I really hope what I'm about to say does not sound rude or harsh. It's my gut reaction based on my experience, and also how I think I will handle my relationship with my sons as they transition into adulthood.
As a person who isolated herself from her family in my early 30's, I've got to say some of what you said made me feel uncomfortable. At the age of 30 she needs to handle her own life. You need to take on the role as a friend and maybe a nurturing advice giver (if she asks). But it's time to stop being Mama. She is grown. She has a husband and is a mother herself. Let her do this. So what if her house is messy? They can clean when they get the chance. So what if they are too tired or busy to cook? They can eat a sandwich or something simple like soup from a can or some salad.
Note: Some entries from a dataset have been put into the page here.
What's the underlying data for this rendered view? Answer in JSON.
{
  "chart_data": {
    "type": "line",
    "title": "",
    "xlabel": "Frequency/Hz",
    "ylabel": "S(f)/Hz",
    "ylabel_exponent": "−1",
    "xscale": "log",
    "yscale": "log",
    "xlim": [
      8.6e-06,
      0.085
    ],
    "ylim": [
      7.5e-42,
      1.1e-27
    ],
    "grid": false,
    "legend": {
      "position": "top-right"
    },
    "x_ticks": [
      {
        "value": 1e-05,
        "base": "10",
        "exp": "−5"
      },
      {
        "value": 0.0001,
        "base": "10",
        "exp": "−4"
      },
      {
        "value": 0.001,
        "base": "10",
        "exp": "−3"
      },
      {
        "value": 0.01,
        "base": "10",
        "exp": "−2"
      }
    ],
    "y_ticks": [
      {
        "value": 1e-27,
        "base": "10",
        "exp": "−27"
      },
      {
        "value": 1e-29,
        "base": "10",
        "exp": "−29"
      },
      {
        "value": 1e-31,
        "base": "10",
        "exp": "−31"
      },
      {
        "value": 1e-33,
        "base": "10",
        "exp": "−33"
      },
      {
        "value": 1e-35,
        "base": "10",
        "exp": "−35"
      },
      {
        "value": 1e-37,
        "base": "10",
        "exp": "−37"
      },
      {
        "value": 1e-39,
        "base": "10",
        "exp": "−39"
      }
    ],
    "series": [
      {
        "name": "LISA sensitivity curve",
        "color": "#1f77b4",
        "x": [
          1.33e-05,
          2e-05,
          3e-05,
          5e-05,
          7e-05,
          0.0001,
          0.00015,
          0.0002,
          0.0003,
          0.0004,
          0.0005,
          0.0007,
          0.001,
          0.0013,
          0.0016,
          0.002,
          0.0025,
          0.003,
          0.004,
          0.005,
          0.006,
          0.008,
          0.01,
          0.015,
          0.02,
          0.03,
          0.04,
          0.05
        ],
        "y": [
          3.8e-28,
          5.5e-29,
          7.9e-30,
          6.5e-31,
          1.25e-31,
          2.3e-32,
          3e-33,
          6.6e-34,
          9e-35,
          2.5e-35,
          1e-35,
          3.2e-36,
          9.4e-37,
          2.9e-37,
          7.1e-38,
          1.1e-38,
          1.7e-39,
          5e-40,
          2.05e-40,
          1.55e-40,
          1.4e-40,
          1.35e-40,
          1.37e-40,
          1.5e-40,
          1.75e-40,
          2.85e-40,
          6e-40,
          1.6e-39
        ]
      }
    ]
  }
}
When I was younger my mother did do a lot to help me. But most of it was not needed or wanted. Sometimes some of the help that was needed, she would do her own way instead of the way I needed it done. And I remember times when there was something I needed or wanted some help with, and she refused. Her reasons for refusing was because she had already done so much (even though I didn't want her to), or because I didn't appreciate it when she did things I didn't need or want. Once children become adults respect runs both ways. You have to respect them as independent equals. They still need to have an attitude of respect toward you, but that does not mean they have to do what you want or that they have to let you do what you want to do for them.
I understand you have done a lot for her, and given a lot of money. If you give of your time or finances, each instance is a one time gift. If you choose to continue giving, that's your choice. They should be thankful and behave respectfully. But that does not mean they owe you for the rest of their lives. You can't give something to someone and then guilt them into maintaining a relationship the way you want it to be. If you give and expect something back (relationship the way you want it), then you're giving for the wrong reason.
Perhaps your daughter wants an equal footing relationship, and to be treated as an autonomous adult. Or perhaps your daughter is being disrespectful because you've done so much she takes you for granted, and she can't cope with it when she does not get what she wants from you. I don't really know. But I think there is a bigger picture here than just her not being appreciative.